Tonight we head to a small country over which many battles have raged, to which many groups lay claim, and which has some fantastic food! Israel has a history of biblical proportions. Ancient people led pastoral lives, with herds of hardy sheep and goats, but they also engaged in agriculture appropriate to the climate. As part of the fertile crescent, Israel's traditional staple crops include emmer, rye, lentils, and other hardy grains and legumes. But, we also get figs, dates, and grapes. If I think too much about the country and region in general, I wonder whether I'm imagining this seemingly magical mix of wasteland and breadbasket (and, crazy enough, ever-growing forests!)

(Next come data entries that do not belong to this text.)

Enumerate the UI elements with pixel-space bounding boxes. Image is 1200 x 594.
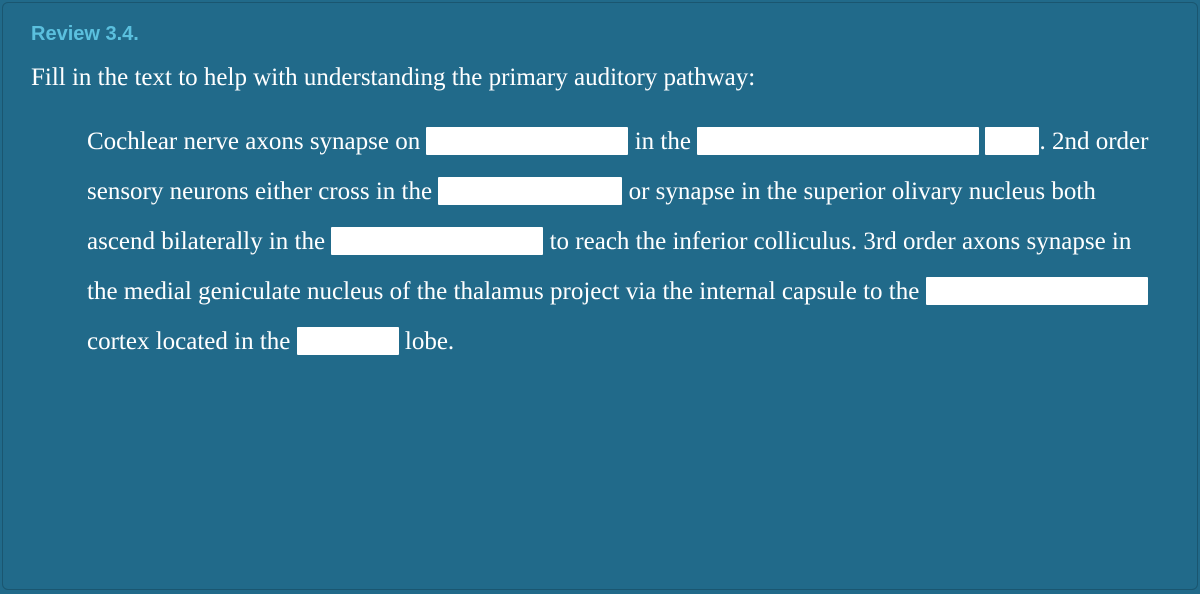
fill-blank[interactable]: [697, 127, 979, 155]
review-body: Cochlear nerve axons synapse on in the .…: [31, 117, 1169, 367]
text-segment: Cochlear nerve axons synapse on: [87, 128, 426, 155]
review-card: Review 3.4. Fill in the text to help wit…: [2, 2, 1198, 590]
fill-blank[interactable]: [331, 227, 543, 255]
text-segment: lobe.: [399, 328, 455, 355]
fill-blank[interactable]: [438, 177, 622, 205]
fill-blank[interactable]: [926, 277, 1148, 305]
fill-blank[interactable]: [297, 327, 399, 355]
fill-blank[interactable]: [426, 127, 628, 155]
fill-blank[interactable]: [985, 127, 1039, 155]
text-segment: cortex located in the: [87, 328, 297, 355]
review-label: Review 3.4.: [31, 23, 1169, 46]
review-prompt: Fill in the text to help with understand…: [31, 60, 1169, 95]
text-segment: in the: [628, 128, 697, 155]
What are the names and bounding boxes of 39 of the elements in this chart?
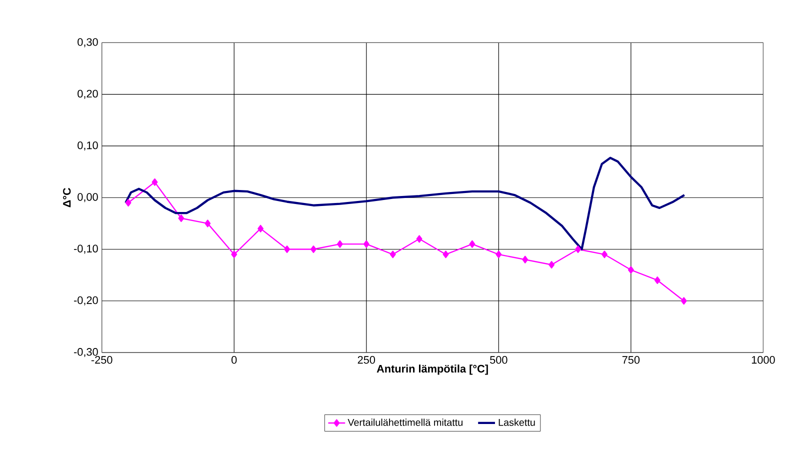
y-tick-label: 0,20 [78,90,98,99]
point [284,246,290,254]
y-tick-label: 0,30 [78,38,98,48]
point [575,246,581,254]
point [548,261,555,269]
y-tick-label: -0,30 [74,348,98,358]
x-tick-label: 1000 [752,356,775,364]
y-tick-label: -0,10 [74,244,98,254]
point [522,256,528,264]
point [125,199,132,207]
point [204,220,211,228]
point [416,235,422,243]
point [628,266,634,274]
point [178,214,184,222]
point [258,224,264,232]
point [602,250,608,258]
point [310,246,316,254]
point [680,297,687,305]
point [363,240,370,248]
point [231,250,238,258]
x-tick-label: 500 [490,356,508,364]
point [469,240,476,248]
point [442,250,449,258]
y-axis-title: Δ°C [63,188,71,208]
x-tick-label: 0 [232,356,237,364]
x-tick-label: -250 [91,356,112,364]
legend-label: Vertailulähettimellä mitattu [348,418,462,426]
point [336,240,343,248]
x-tick-label: 250 [358,356,376,364]
point [152,178,158,186]
y-tick-label: 0,10 [78,142,98,151]
point [496,250,502,258]
point [390,250,396,258]
y-tick-label: 0,00 [78,193,98,202]
legend-label: Laskettu [498,418,535,426]
x-tick-label: 750 [622,356,640,364]
y-tick-label: -0,20 [74,296,98,306]
point [654,276,660,284]
x-axis-title: Anturin lämpötila [°C] [376,364,488,375]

In fact, Israel's success in supporting human population has come to attention of other water-scarce nations. Today I was perusing the Worldwatch Institute's newsletter and what should they have but an article on Israeli drip irrigation technology. Seeing as 60% of the country is comprised of the Negev desert (see map above), irrigation is the only way to support agriculture in the region (and, might I add that many ancient civilizations had quite sophisticated irrigation systems). A leader in developing drip irrigation technology that is water and energy efficient, Israel is now under consultation about transferable methods for drought-stressed regions of Africa. This has huge implications for some of the world's most food insecure populations that live on the continent.

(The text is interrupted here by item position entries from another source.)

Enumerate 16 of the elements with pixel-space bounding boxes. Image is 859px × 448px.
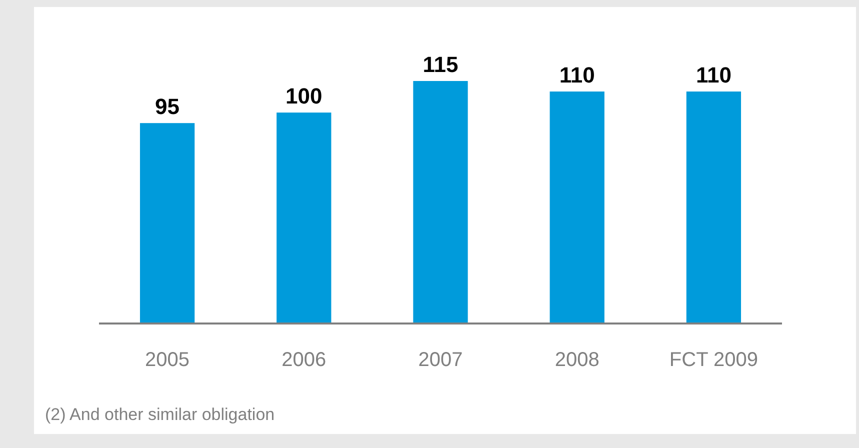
data-label: 100 (286, 84, 322, 109)
x-tick-label: 2005 (145, 349, 190, 371)
x-tick-label: 2006 (282, 349, 326, 371)
data-label: 115 (422, 52, 458, 77)
data-label: 110 (559, 62, 595, 88)
data-label: 95 (155, 94, 180, 120)
bar (276, 112, 332, 323)
bar (550, 92, 604, 323)
x-tick-label: 2008 (554, 349, 600, 371)
x-tick-label: FCT 2009 (669, 349, 758, 371)
bar (413, 81, 468, 323)
bar (686, 92, 742, 323)
bar (140, 123, 195, 323)
text: (2) And other similar obligation (45, 405, 275, 424)
x-tick-label: 2007 (418, 349, 463, 371)
data-label: 110 (696, 62, 732, 88)
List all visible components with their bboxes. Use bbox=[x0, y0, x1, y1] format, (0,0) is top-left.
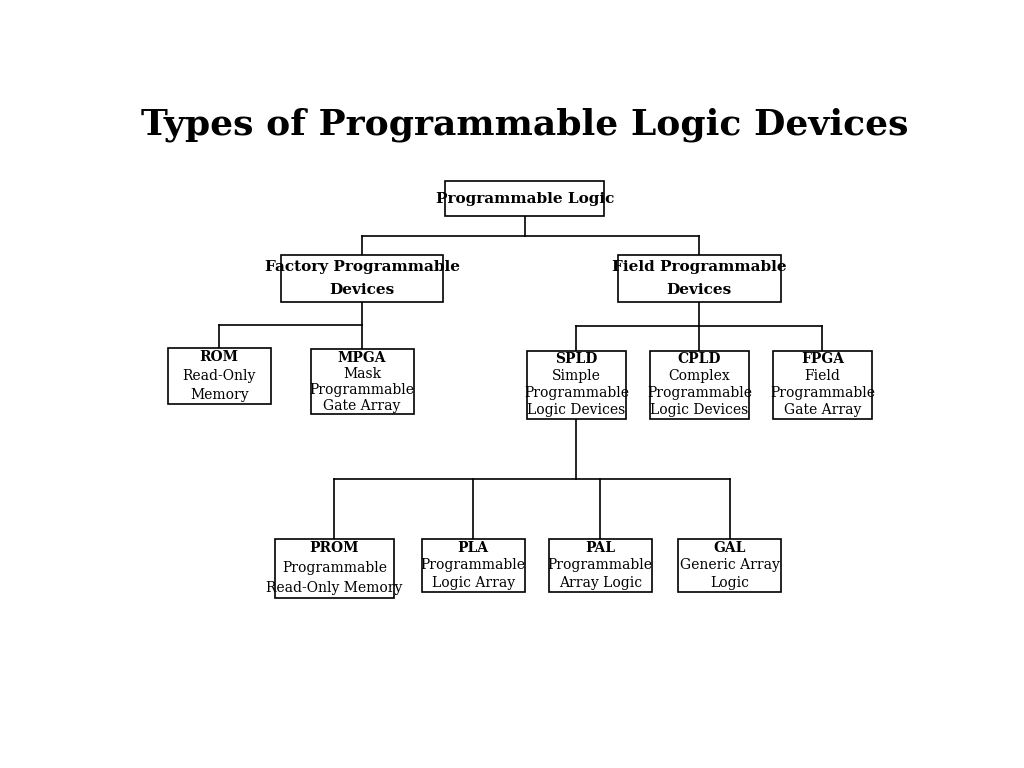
Text: PAL: PAL bbox=[585, 541, 615, 554]
Text: Types of Programmable Logic Devices: Types of Programmable Logic Devices bbox=[141, 108, 908, 142]
FancyBboxPatch shape bbox=[168, 348, 270, 404]
Text: MPGA: MPGA bbox=[338, 350, 386, 365]
Text: Programmable: Programmable bbox=[282, 561, 387, 575]
Text: Programmable: Programmable bbox=[548, 558, 652, 572]
Text: Generic Array: Generic Array bbox=[680, 558, 779, 572]
FancyBboxPatch shape bbox=[422, 538, 524, 592]
FancyBboxPatch shape bbox=[274, 538, 394, 598]
Text: Gate Array: Gate Array bbox=[324, 399, 400, 413]
Text: Field Programmable: Field Programmable bbox=[612, 260, 786, 273]
FancyBboxPatch shape bbox=[281, 255, 443, 302]
Text: Memory: Memory bbox=[189, 388, 249, 402]
FancyBboxPatch shape bbox=[445, 181, 604, 217]
Text: Programmable: Programmable bbox=[770, 386, 874, 400]
Text: Programmable: Programmable bbox=[421, 558, 525, 572]
Text: PLA: PLA bbox=[458, 541, 488, 554]
Text: Read-Only: Read-Only bbox=[182, 369, 256, 383]
Text: Logic Devices: Logic Devices bbox=[527, 403, 626, 417]
FancyBboxPatch shape bbox=[526, 351, 626, 419]
Text: Devices: Devices bbox=[667, 283, 732, 297]
FancyBboxPatch shape bbox=[310, 349, 414, 415]
Text: FPGA: FPGA bbox=[801, 353, 844, 366]
Text: GAL: GAL bbox=[714, 541, 745, 554]
Text: Logic: Logic bbox=[710, 576, 749, 590]
Text: Programmable Logic: Programmable Logic bbox=[435, 191, 614, 206]
Text: Gate Array: Gate Array bbox=[783, 403, 861, 417]
Text: PROM: PROM bbox=[309, 541, 359, 555]
Text: Read-Only Memory: Read-Only Memory bbox=[266, 581, 402, 595]
Text: Array Logic: Array Logic bbox=[559, 576, 642, 590]
FancyBboxPatch shape bbox=[618, 255, 780, 302]
Text: Programmable: Programmable bbox=[524, 386, 629, 400]
Text: Field: Field bbox=[805, 369, 841, 383]
Text: Logic Array: Logic Array bbox=[432, 576, 515, 590]
FancyBboxPatch shape bbox=[773, 351, 872, 419]
Text: ROM: ROM bbox=[200, 350, 239, 364]
Text: Logic Devices: Logic Devices bbox=[650, 403, 749, 417]
Text: Programmable: Programmable bbox=[309, 383, 415, 397]
Text: Simple: Simple bbox=[552, 369, 601, 383]
Text: Factory Programmable: Factory Programmable bbox=[264, 260, 460, 273]
FancyBboxPatch shape bbox=[549, 538, 652, 592]
Text: Complex: Complex bbox=[669, 369, 730, 383]
Text: CPLD: CPLD bbox=[678, 353, 721, 366]
Text: SPLD: SPLD bbox=[555, 353, 598, 366]
FancyBboxPatch shape bbox=[678, 538, 781, 592]
FancyBboxPatch shape bbox=[650, 351, 749, 419]
Text: Devices: Devices bbox=[330, 283, 394, 297]
Text: Programmable: Programmable bbox=[647, 386, 752, 400]
Text: Mask: Mask bbox=[343, 367, 381, 381]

So, what did I make for you tonight? Not certain that it is Israeli in origin, necessary, but it was quite tasty!
Fall Colors Israeli Couscous
½ cup cous cous (Israeli are good, Lebanese are even better!)
3/4 cup diluted vegetable stock
1 delicata squash
1 cup purple cauliflower
1 clove garlic
1 tbs orange Muscat vinegar
1 tbs olive oil
salt to taste
1. In a 400F oven, roast cubed and seeded squash (you can eat the skin easily) and cauliflower for about 30 minutes, turning after 15. Roast garlic in some extra olive oil in a foil packet, at that time.
2. In a pot, heat olive oil. Toast couscous for about five minutes over medium heat, until starting to brown. Add vegetable stock and bring to a boil. Lower heat to low and simmer for 12 minutes until all liquid has been absorbed.
3. Toss cooked couscous with veggies, smashed garlic, orange vinegar or juice, and salt. Enjoy!
And, kids in DC, if you are craving some tasty falafels - cheap, convenient, and tasty pita pockets are up 18th street (and close to me, so come visit!)